In the 2014 edition of Breaking Point, Doughty described how in a 1956 publication, Fuller wrote that the Battle of Sedan was an "attack by paralyzation" that he had devised in 1918 and incorporated into Plan 1919. Doughty wrote that although the Germans hoped for a quick victory, there is little evidence to support Fuller and that if the military theory later labelled Blitzkrieg was influential in the German officer corps, only those like Manstein and Guderian had fully accepted it. The disagreement between Kleist and Guderian that led Guderian to resign on 17 May, showed the apprehensions of the German high command about the speed of movement and vulnerability of the XIX Panzer Corps. Doughty suggested that the development of the Manstein plan showed that the force sent through the Ardennes was intended to follow a familiar strategy of Vernichtungsgedanke intended to encircle and annihilate the Allied armies in Kesselschlachten (cauldron battles). Twentieth-century weapons were different but the methods were little changed from those of Ulm (1805), Sedan (1870) and Tannenberg (1914). When German forces broke through on 16 May, they did not attack French headquarters but advanced westwards in the manner of a cavalry raid.
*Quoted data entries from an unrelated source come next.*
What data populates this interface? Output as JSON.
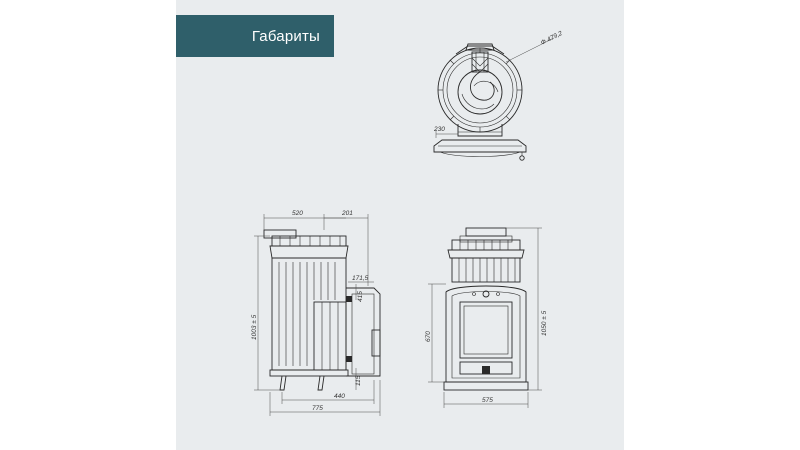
{
  "header": {
    "title": "Габариты"
  },
  "colors": {
    "header_bg": "#2f5f6a",
    "slide_bg": "#e9ecee",
    "line": "#2a2a2a"
  },
  "dimensions": {
    "top_diameter": "Ф 479,2",
    "top_flange": "230",
    "side_top_depth": "520",
    "side_door_depth": "201",
    "side_right_small": "171,5",
    "side_right_gap": "415",
    "side_height": "1003 ± 5",
    "side_bottom_small": "115",
    "side_bottom_inner": "440",
    "side_total_depth": "775",
    "front_door_height": "670",
    "front_height": "1050 ± 5",
    "front_width": "575"
  }
}
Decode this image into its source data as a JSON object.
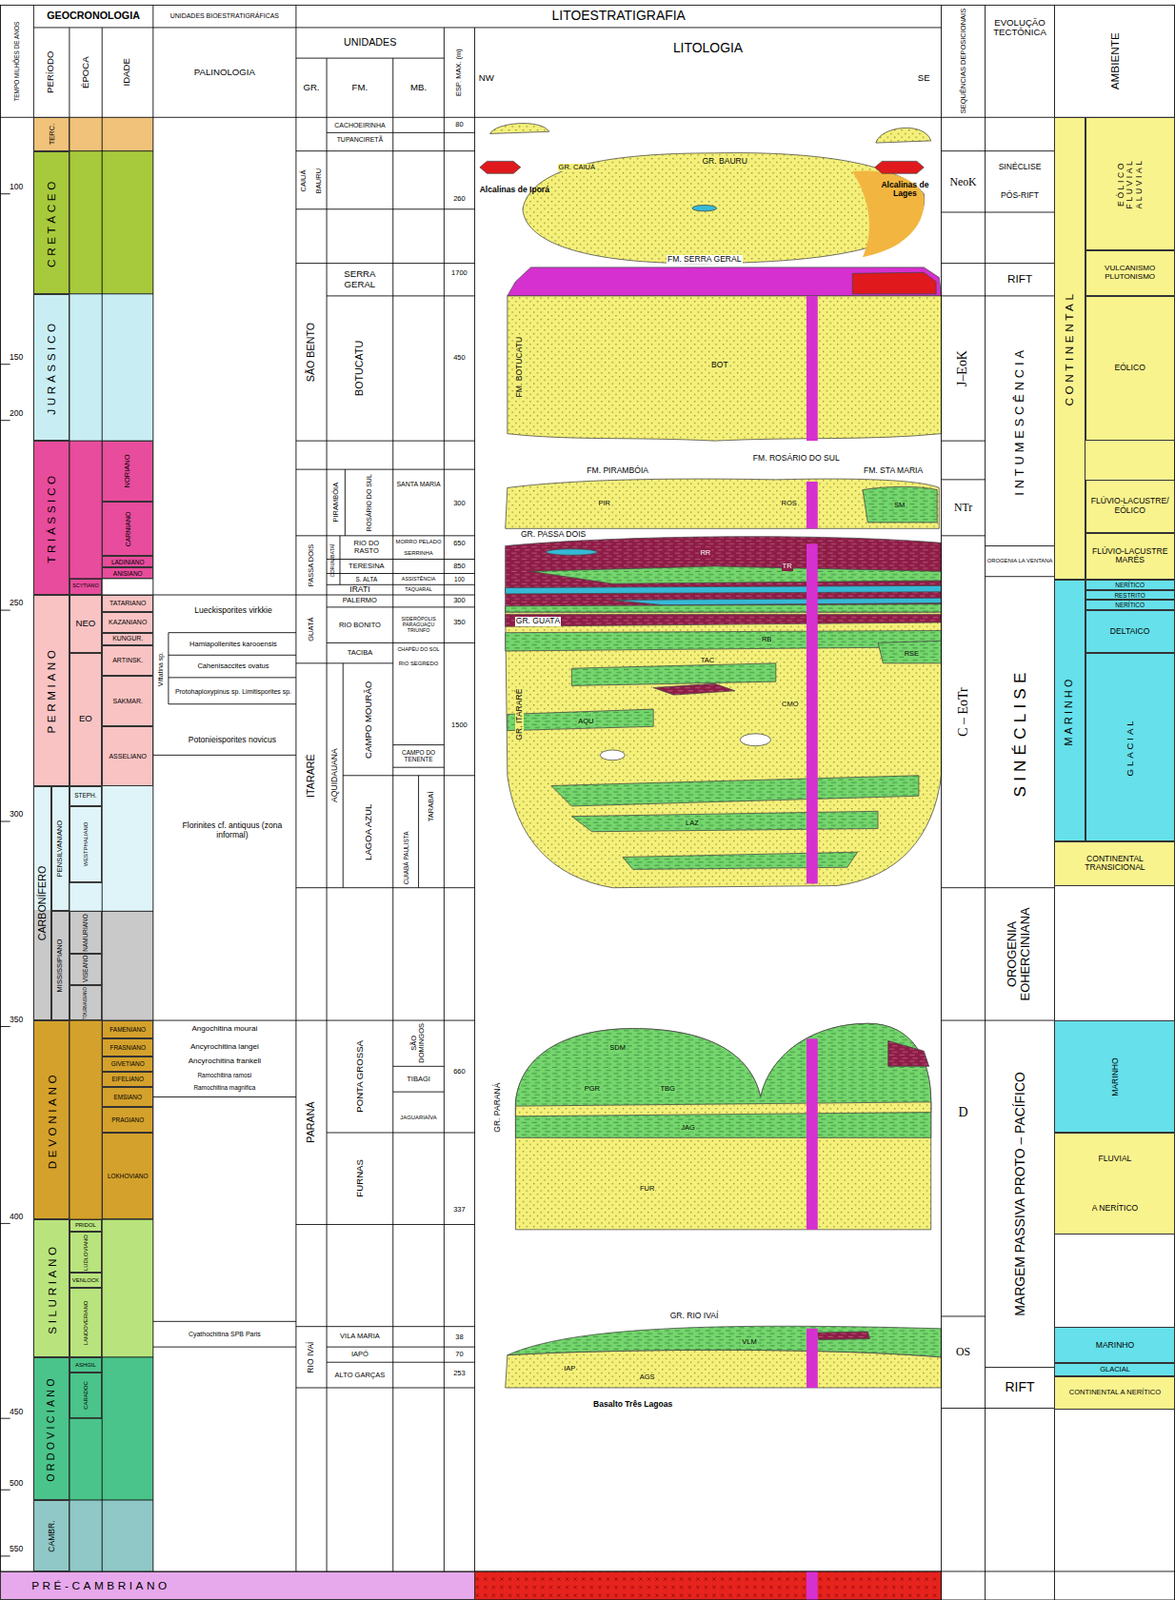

Doughty wrote that Fuller had called the advanced forces of the German army an armoured battering-ram, covered by Luftwaffe fighters and dive-bombers acting as flying field artillery, to break through a continuous front at several points. The XIX, XLI and XV panzer corps had operated as the leading force through the Ardennes but the most effective Allied resistance to the south and south-west of Sedan was reduced by the combined operations of infantry, tanks and artillery, a fact overlooked for long after 1940. Luftwaffe bombers had not acted as flying artillery and their main effect occurred on 13 May, when bombing collapsed the morale of the French 55th Infantry Division. Air attacks helped the ground forces to advance but destroyed few tanks and bunkers, most of which were taken by the skill and determination of German infantry, sometimes helped by anti-tank guns, accompanying guns and a few tanks. Fuller's writing was in the vein of much of the early reports of the Battle of France but since then new studies had added nuance, dwelling on the complications and chaos of the military operations. The Manstein plan led to much more than a simple tank rush through the Ardennes and the fields of northern France; the toughness and training of the German infantry should be recognised, along with the efforts of the engineers and artillery, which got the XIX Panzer Corps across the Meuse.

Doughty also wrote that the success of the German army could not adequately be explained without reference to French mistakes. French strategy was unusually vulnerable to an attack through the Ardennes; operationally, French commanders failed adequately to react to the breakthrough of massed panzer forces. Tactically, the Germans were often able to overcome French defences that usually were inadequate. French military intelligence failed to predict the main German attack, expecting it in central Belgium as late as 13 May. Military intelligence had made the elementary mistake of noting information that fitted with their assumptions of German intentions and paid insufficient attention to German capability or information suggesting that they were not conforming to expectations. Doughty wrote that the French failure was caused by an inadequate military system and that this had much to do with the success of the German invasion. The French had prepared to fight a methodical battle based on massed firepower, against an opponent that emphasised surprise and speed. French training for a centralised and slow-moving battle left the army incapable of hasty counter-attacks or bold moves. The French army lost the initiative, was overrun at important points and then deep German penetrations made the disruption of French command arrangements worse.